Siempre he desconocido el motivo por el que a mí me dejaron tranquilo en este lugar que tanto he amado, respetado y del que desde hace tantos años formo parte de su paisaje. Unos paisajes a los que algunos describen como de extrema desolación y en cambio a mí me han parecido siempre de incomparable belleza, supongo que en ello algo tendrá que ver el haber formado durante tanto tiempo parte del mismo. Por comentarios de los que un día buscaron mi sombra, intuyo que tal vez fuera porque mi diámetro era más pequeño, mi tronco más liso y uniforme que el de mis hermanos mayores. Por ese motivo no atraía tanto como ellos a tan despiadados marchantes y mercaderes que son capaces de venderlo y comprarlo todo por dinero sin vergüenza alguna.

Para rematar esta maravillosa historia escrita en un papel de celulosa fabricado con la savia de algún lejano pariente, el equivalente vuestro seria haberlo escrito con tinta de sangre sobre una fina y curtida piel inhumana, perdón, humana quería decir, os contaré el motivo por el que se me conoce como el Olivo Milagro.

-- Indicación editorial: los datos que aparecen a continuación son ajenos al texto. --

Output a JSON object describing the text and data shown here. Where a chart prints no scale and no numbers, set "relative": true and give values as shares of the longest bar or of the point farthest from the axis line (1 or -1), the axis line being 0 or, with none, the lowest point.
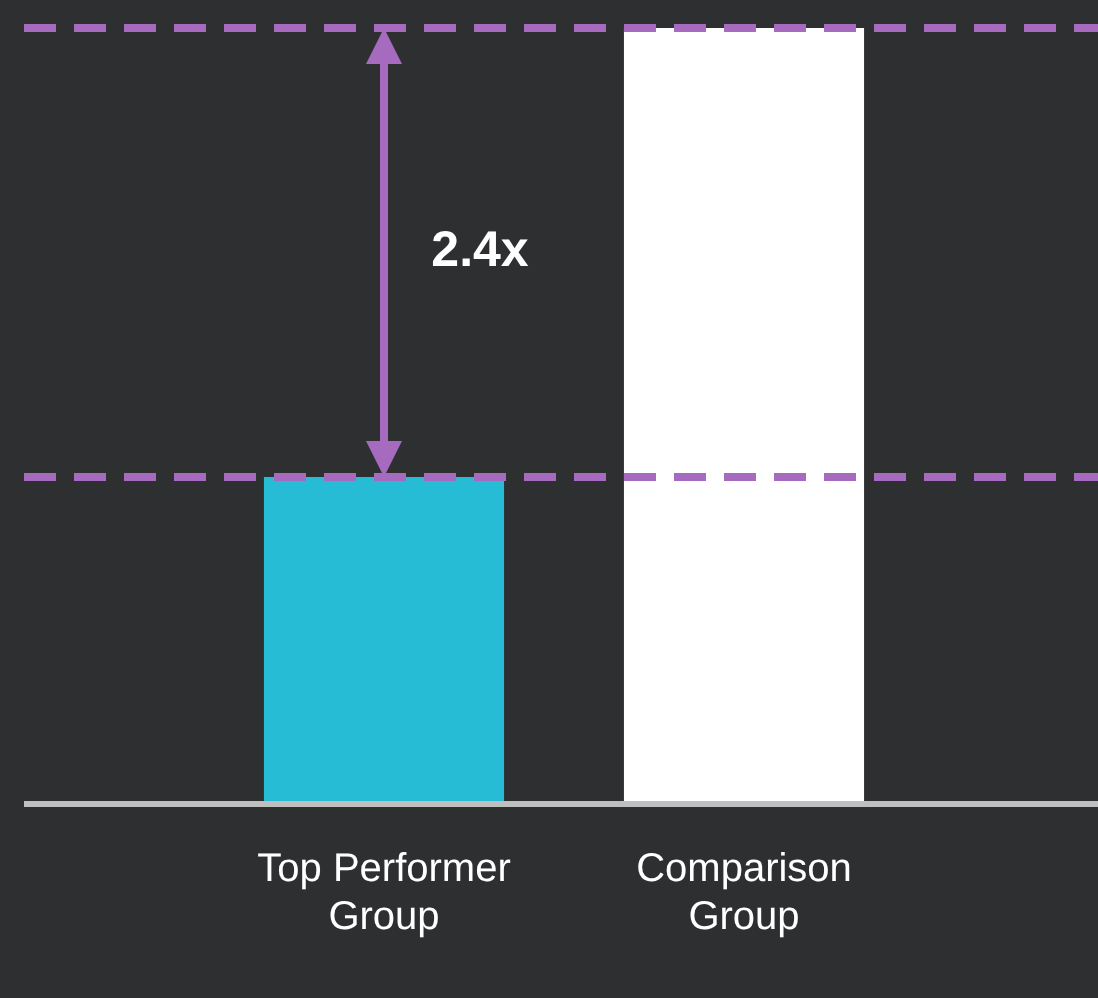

Resulta que allá por finales de los cincuenta, concretamente el año 1956 si mi desgastada memoria no me engaña, hubo una cruenta helada que se llevó a muchos parientes cercanos y otros tantos desconocidos “al otro barrio” tal y como soléis decir vosotros. “A una estufa de leña” según decimos nosotros. Tras semejante apocalipsis, en el que las temperaturas llegaron a bajar durante muchos días por debajo de los menos quince grados centígrados, perdí la conciencia. Durante más de cincuenta años me dieron por muerto, la verdad es que vegeté, nunca una palabra tan apropiada para definir a quien vive sin vivir en él y mucho más si su cuerpo está compuesto mayormente por materia vegetal, sin enterarme de nada, sin sentir sobre mi piel muerta por el frío y el hielo esos agentes meteorológicos que tantas veces me acariciaron, durante tantos años. Algunos decían que estaba muerto pero la verdad es que en lo más profundo de mi ser la savia seguía latiendo por debajo de aquel injerto que mi primer propietario clavara en lo más profundo de mi corazón. Un buen día cansado de tan interminable duermevela un brote tierno tuvo a bien volver a asomar a la luz su yema terminal después de permanecer tanto tiempo dormida.

Y aquí estoy de nuevo vivo y resucitado contemplando y admirando los paisajes de ese Maestrazgo tan viejo, tan muerto por el abandono del hombre y justamente por ese motivo cada vez más vivo, como los viejos olivos que seguimos cubriéndolo con nuestros sufridos cuerpos, tan duros como el pedernal y nuestras suaves hojas, tan suaves y tan finas como una gota de lluvia en otoño.

Muchas gracias a todos. Ha sido un placer conocerlos. Hasta la próxima cosecha.